To risk investing in a startup, early stage investors must believe that their patents will keep big competitors at bay long enough for the startup to get a toehold in the market. If big competitors steal the technology anyway, the investor must believe that defending a patent is reasonable in cost and effort, and the outcome is predictable. Otherwise, investors will put their money elsewhere, thereby starving early stage startups of capital and limiting competition, slowing innovation, and fueling monopolization by incumbents.

The First Two-Hundred Years

For the first 220 years of American innovation, patents easily attracted investment. Based largely on patents, Edison built what became GE, Bell built a telephone company and Google built their search engine. Edison even sold rights to future patents that he had not yet invented.

While patents are critical to early stage investment, business models (sometimes called business methods) are also key to driving innovation. In the 1980s, a startup named Compaq outdid IBM for the PC by driving down prices. Then selling online, Dell outdid Compaq, Micron, Gateway, Apple and many other PC makers. Microsoft outdid all operating systems, becoming a monopolistic juggernaut, and then leveraged their monopoly to steal the market for web browsers, video players and many other technologies. In the 2000s, a startup named Google outdid Microsoft, Motorola, and many others, capturing the phone operating system market by leveraging the market power of their search engine. Only Apple survived the Android onslaught.

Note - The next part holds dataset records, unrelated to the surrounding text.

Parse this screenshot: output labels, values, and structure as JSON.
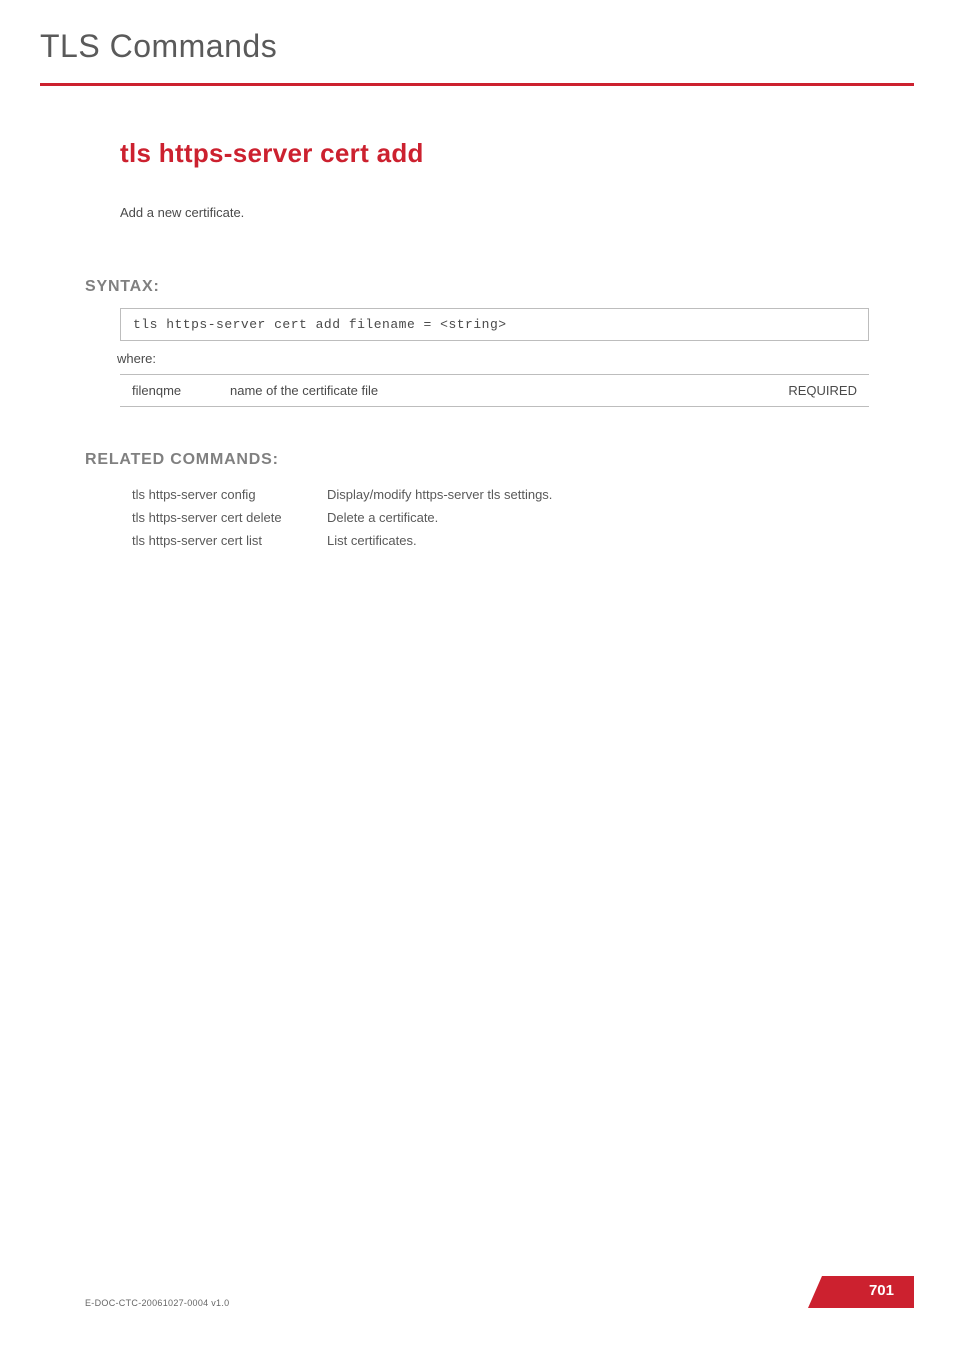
{
  "header": {
    "chapter_title": "TLS Commands"
  },
  "command": {
    "title": "tls https-server cert add",
    "description": "Add a new certificate."
  },
  "syntax": {
    "heading": "SYNTAX:",
    "command_text": "tls https-server cert add  filename = <string>",
    "where_label": "where:",
    "params": [
      {
        "name": "filenqme",
        "desc": "name of the certificate file",
        "req": "REQUIRED"
      }
    ]
  },
  "related": {
    "heading": "RELATED COMMANDS:",
    "items": [
      {
        "cmd": "tls https-server config",
        "desc": "Display/modify https-server tls settings."
      },
      {
        "cmd": "tls https-server cert delete",
        "desc": "Delete a certificate."
      },
      {
        "cmd": "tls https-server cert list",
        "desc": "List certificates."
      }
    ]
  },
  "footer": {
    "doc_id": "E-DOC-CTC-20061027-0004 v1.0",
    "page_number": "701"
  }
}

In American innovation, startups proliferate around a new technology or business models to challenge incumbents. The proliferation of startups proliferates a multitude of variations. As the market establishes, it consolidates into a few major players through mergers, acquisitions and weak player deaths. This competition in a free market spurs tremendous innovation.

Today, Big Tech Crushes Competition

However, in the last 15 years, there have been few, if any, challengers to Big Tech monopolies.

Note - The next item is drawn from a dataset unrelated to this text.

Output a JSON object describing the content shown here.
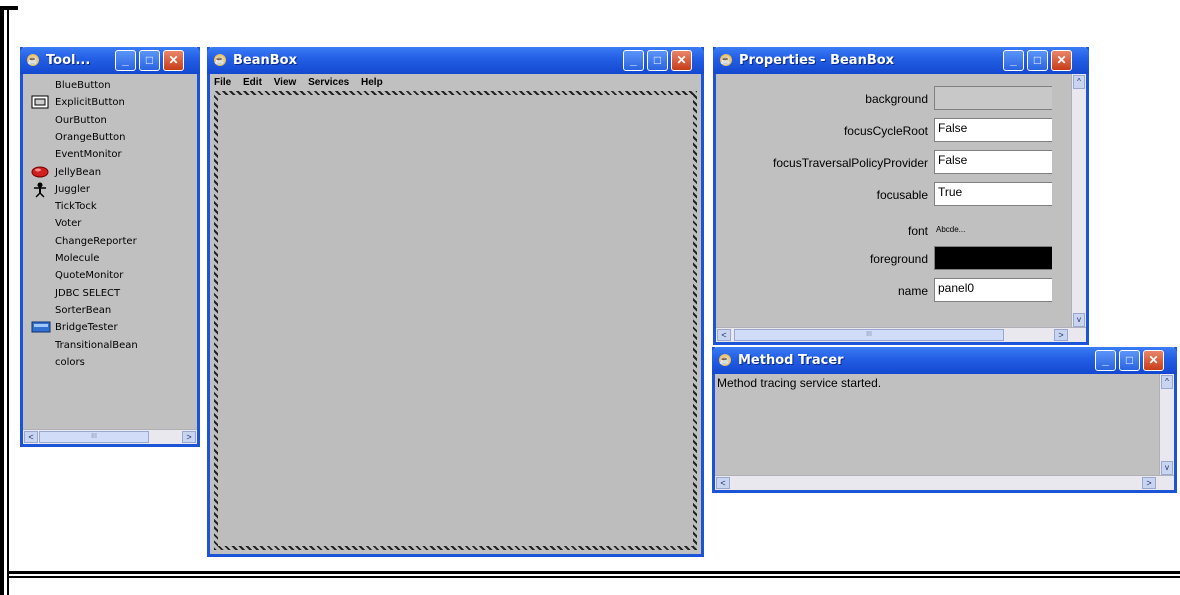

This damage to American innovation was levied by Big Tech lobbying that weakened patent rights for small competitors, raised taxes on small entities while lowering their own taxes, created laws to shield them from lawsuits, and much more. The result is that Big Tech has captured and privatized huge markets. These markets are magnitudes larger than any markets in history. Big Tech now crushes competition by leveraging these markets against small entrants. They are now monopolies yielding enormous power.

Like a sovereign nation, Big Tech has assumed sovereign power over these markets, including restricting access and forming their own quasi patent systems. Anyone wishing to participate does so at the pleasure of Big Tech. This is enormous leverage over the small entities who rely completely on Big Tech market access for their businesses. If they offend the pleasure of Big Tech, they lose access and lose their business.

Patents were once a bulwark against Big Tech monopolization, but a trifecta of significant changes to patent law allowed Big Tech to capture huge markets perpetuating their monopolies, and enabling them to take sovereign control over these markets.

The trifecta began in 2006 with eBay v. MercExchange, which eliminated injunctive relief. That means if your technology is stolen by Big Tech, or even a phone app on a Big Tech market, you cannot stop them. This insulates Big Tech and those on their markets from the U.S. patent system. Investors know it, so most will not invest in startups competing directly with Big Tech or one of their market participants.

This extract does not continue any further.